It won’t last long.
Some Steamboat Springs residents are already thinking past fall and bookmarking the Champagne Powder Cam at the top of Storm Peak and dreaming of snow. For those of us still savoring fall, this season is better than ever. Don’t let the warnings of leaf blight or fungus, which dull colors, scare you off. The fall show will still be worth photographing.
There are new trails on Buffalo Pass to hike on to get that postcard-worthy shot of the brilliant orange and gold aspens. And all this early snowfall means more dramatic pictures.
Here are some tips for photographers looking to make the most out of the coming weeks, as well as some ideas for new hikes.
Dunckley Pass remains a classic, jaw-dropping fall drive in our area. But for those who aren’t feeling like making the long trek, there’s a new spot to explore close to home.
Trail crews recently completed several new trails on Buffalo Pass. And you don’t even need to get to the really bumpy part of the road to enjoy them. We asked Hahn’s Peak Ranger District recreation program manager Kent Foster which trails are the best for leaf peepers.
“I’d recommend the new Flash of Gold trail,” Foster said. A full 11 miles in length, getting most of the way to the top of Buffalo Pass, it offers great aspen colors, scenery and views. People can do an out and back and expect to see a lot of bikers also. Shorter loops near Dry Lake parking area – Panorama (1.25 miles) off of the Spring Creek Trail, and the two new loops on the north side of the parking area (1 mile and .8 mile) — Fiddlehead trail — offer great views and some aspen scenery.
The Soda Creek trail remains popular, and Foster knows of hikers who are using the newly-designated BTR trail. Foster cautioned hikers to be on the lookout for mountain bikers coming downhill.
Everyone can take a good picture of a yellow aspen tree. To make a photo stand out, look for a detail that others might be walking over. If it rained or snowed recently, look closely at the aspen leaves covered in dew, and find one basking in the sun.
Use new technology
Hoping to get that epic shot of a moose in a yellow aspen grove? Increase your chances by doing some online scouting.
We get photos sent to the newspaper weekly of the big bull moose in someone’s yard and regularly run them in the paper. I’ve also been successful searching Steamboat photos on Twitter and Instagram to sometimes get reports of where wildlife has been spotted.

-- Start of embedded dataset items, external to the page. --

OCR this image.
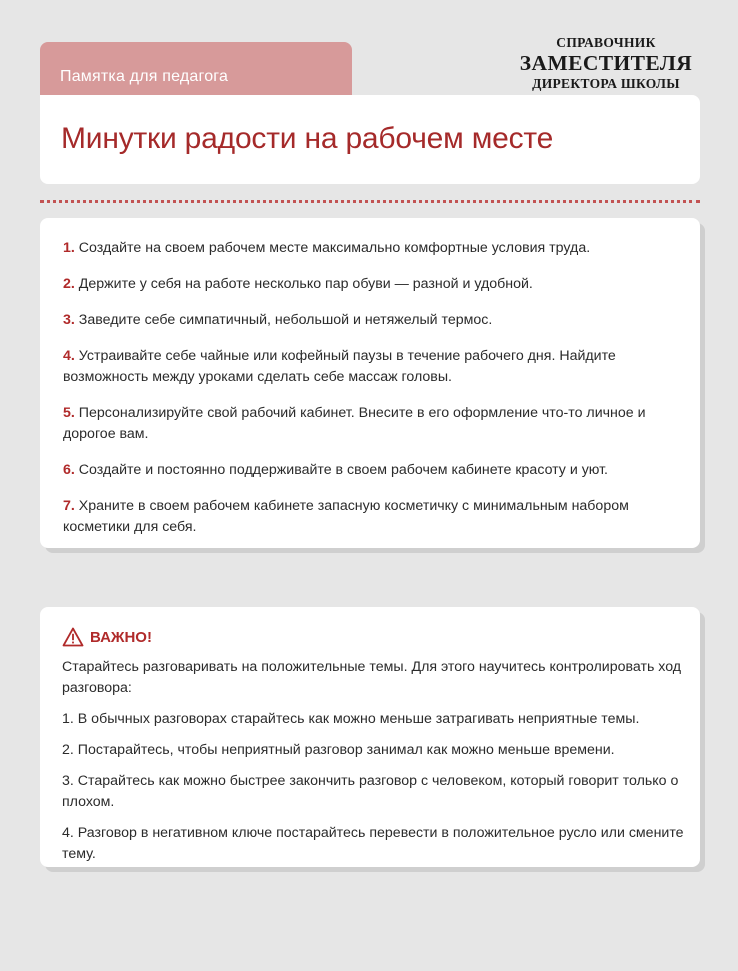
Памятка для педагога
СПРАВОЧНИК
ЗАМЕСТИТЕЛЯ
ДИРЕКТОРА ШКОЛЫ
Минутки радости на рабочем месте
1. Создайте на своем рабочем месте максимально комфортные условия труда.
2. Держите у себя на работе несколько пар обуви — разной и удобной.
3. Заведите себе симпатичный, небольшой и нетяжелый термос.
4. Устраивайте себе чайные или кофейный паузы в течение рабочего дня. Найдите возможность между уроками сделать себе массаж головы.
5. Персонализируйте свой рабочий кабинет. Внесите в его оформление что-то личное и дорогое вам.
6. Создайте и постоянно поддерживайте в своем рабочем кабинете красоту и уют.
7. Храните в своем рабочем кабинете запасную косметичку с минимальным набором косметики для себя.
ВАЖНО!

Старайтесь разговаривать на положительные темы. Для этого научитесь контролировать ход разговора:

1. В обычных разговорах старайтесь как можно меньше затрагивать неприятные темы.
2. Постарайтесь, чтобы неприятный разговор занимал как можно меньше времени.
3. Старайтесь как можно быстрее закончить разговор с человеком, который говорит только о плохом.
4. Разговор в негативном ключе постарайтесь перевести в положительное русло или смените тему.
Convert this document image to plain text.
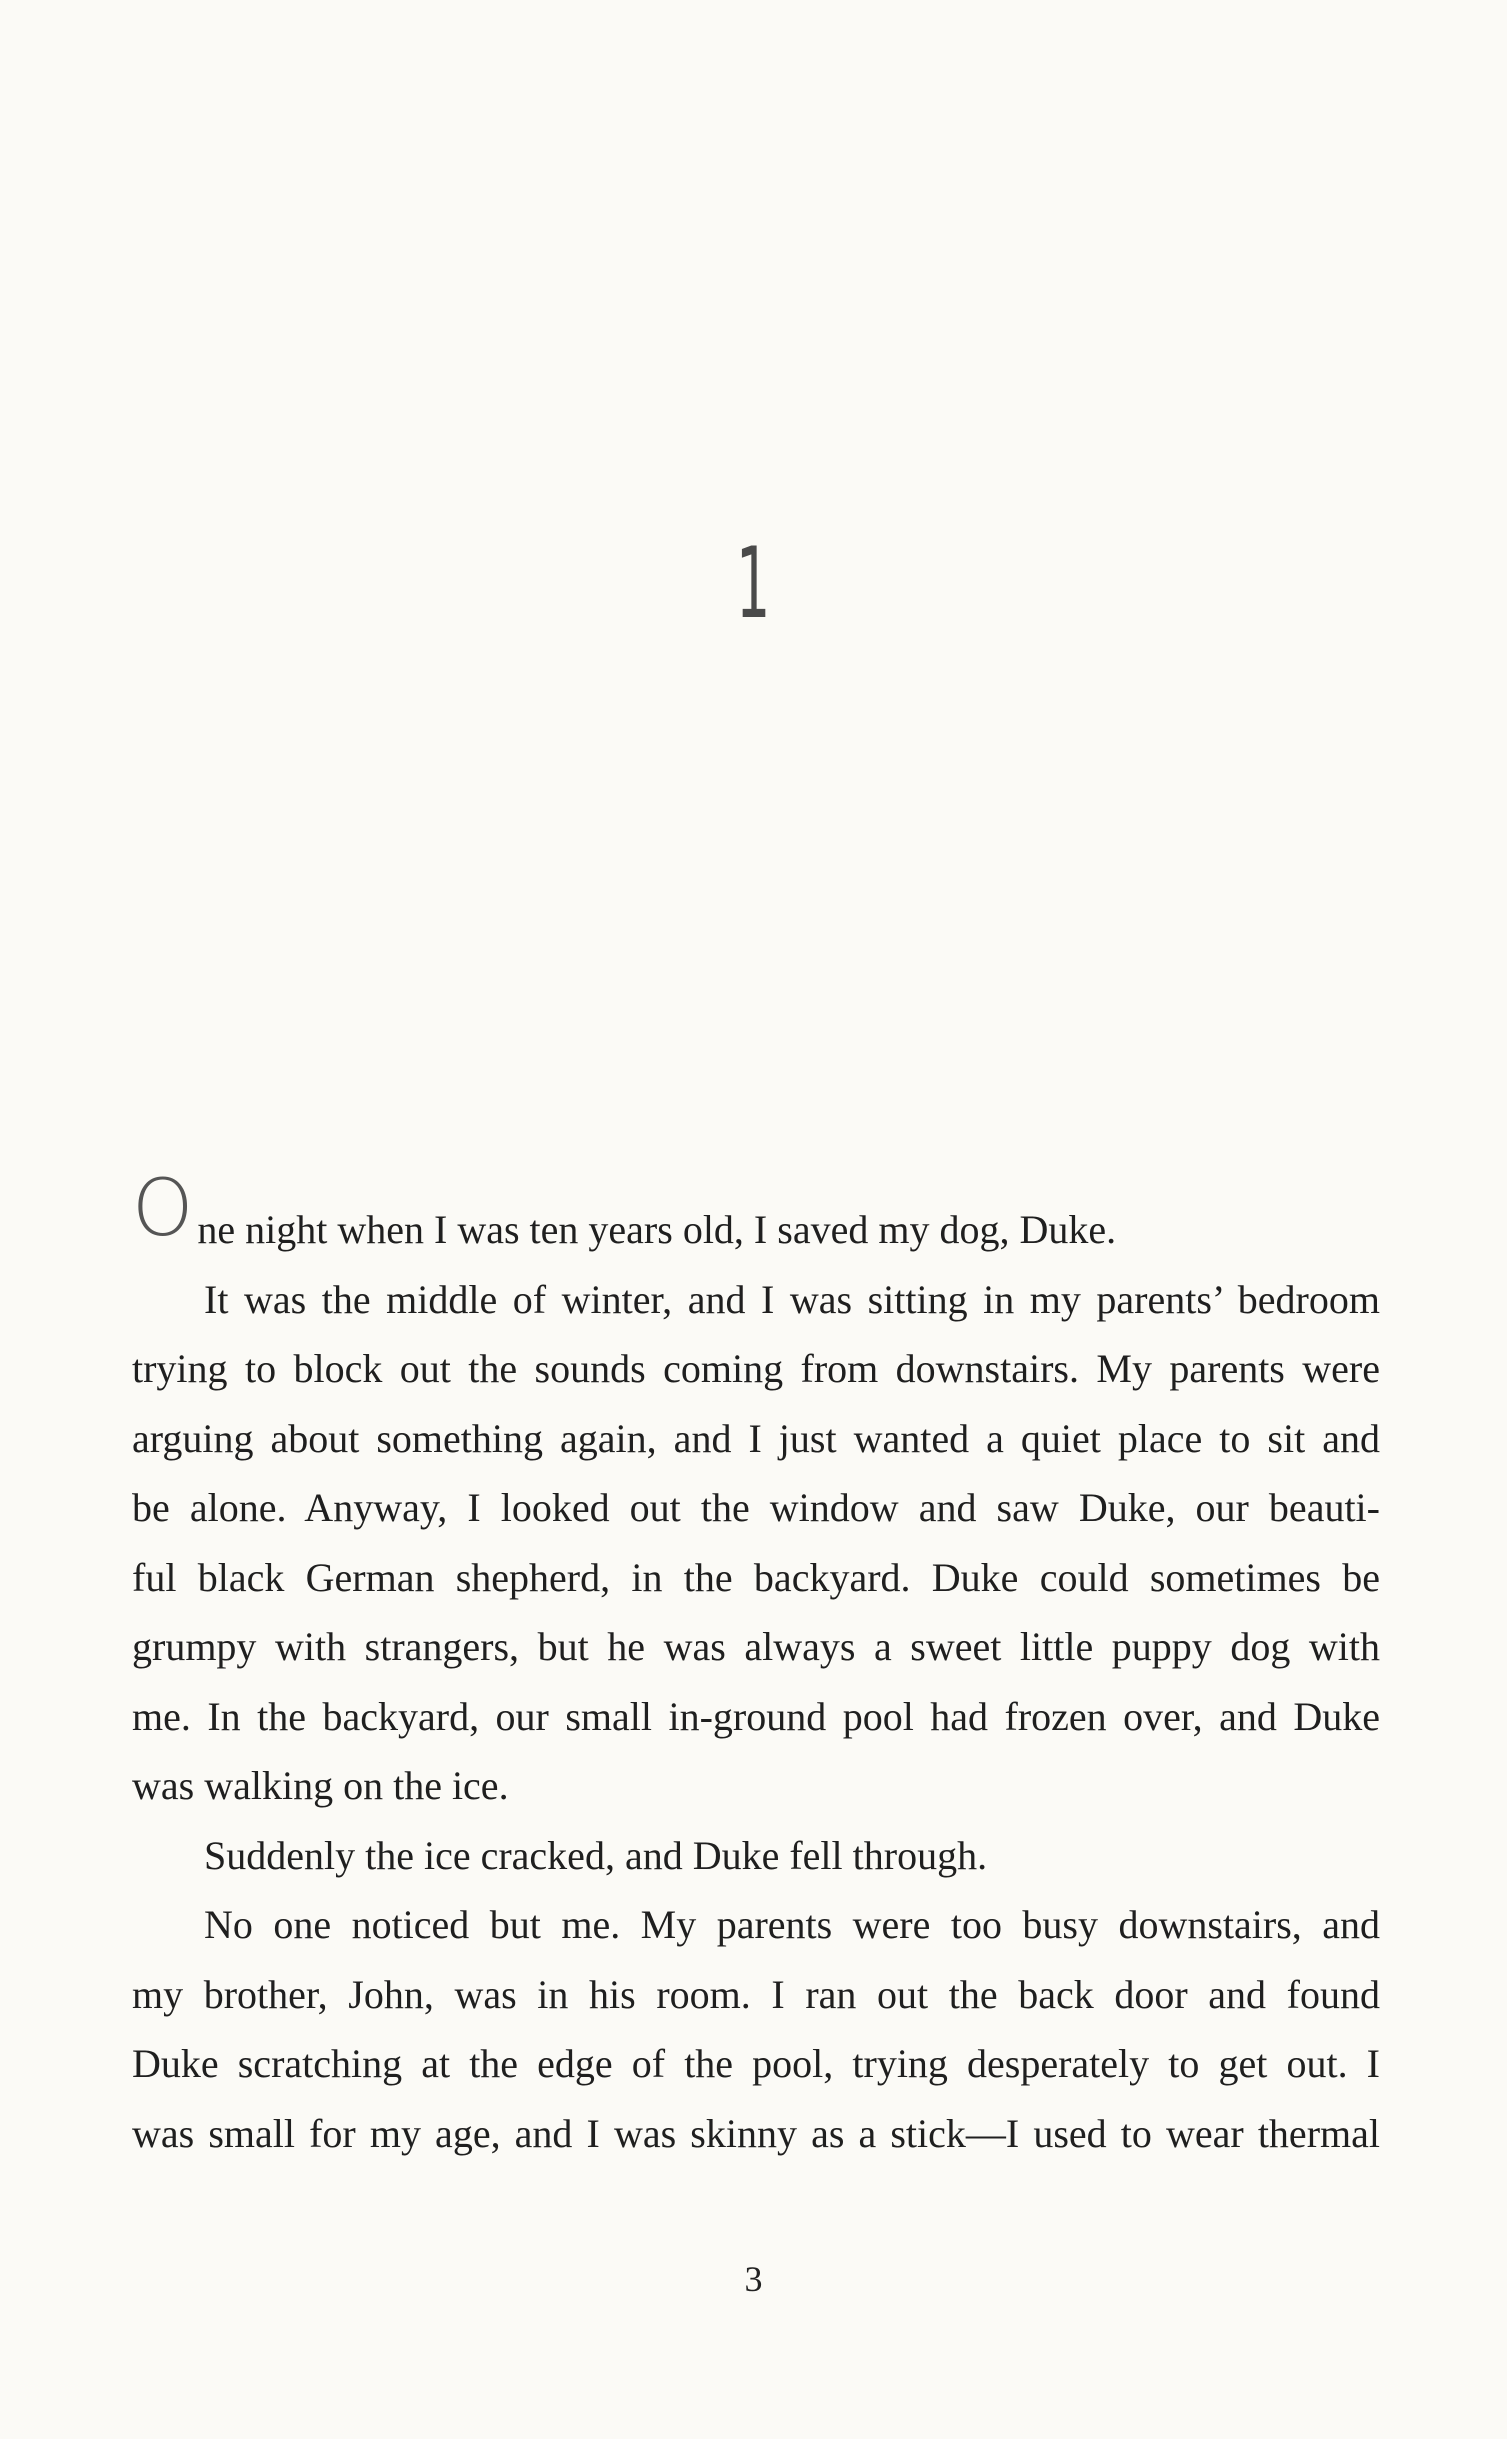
1
One night when I was ten years old, I saved my dog, Duke.
It was the middle of winter, and I was sitting in my parents’ bedroom
trying to block out the sounds coming from downstairs. My parents were
arguing about something again, and I just wanted a quiet place to sit and
be alone. Anyway, I looked out the window and saw Duke, our beauti-
ful black German shepherd, in the backyard. Duke could sometimes be
grumpy with strangers, but he was always a sweet little puppy dog with
me. In the backyard, our small in-ground pool had frozen over, and Duke
was walking on the ice.
Suddenly the ice cracked, and Duke fell through.
No one noticed but me. My parents were too busy downstairs, and
my brother, John, was in his room. I ran out the back door and found
Duke scratching at the edge of the pool, trying desperately to get out. I
was small for my age, and I was skinny as a stick—I used to wear thermal
3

It’s not a guarantee the wildlife will still be in the same area, but that next picture of a moose walking around Thunderhead Lodge might help you make the trip and successfully find your own.
Your Facebook friends can also assist. On a dreary day the other day, I saw a post from someone up at Thunderhead that indicated the sun was about to dip below the clouds, which had been over the city all day. So I headed over to the More Barn and saw one of the best sunsets so far this year.
Embrace “bad” weather
There’s no such thing as bad weather for a photographer in the fall. Snow can really add that drama you’re looking for to a fall scene. Some of my favorite photo trips have been hiking up the Uranium mine trail to get a shot of Fish Creek Falls in the snow.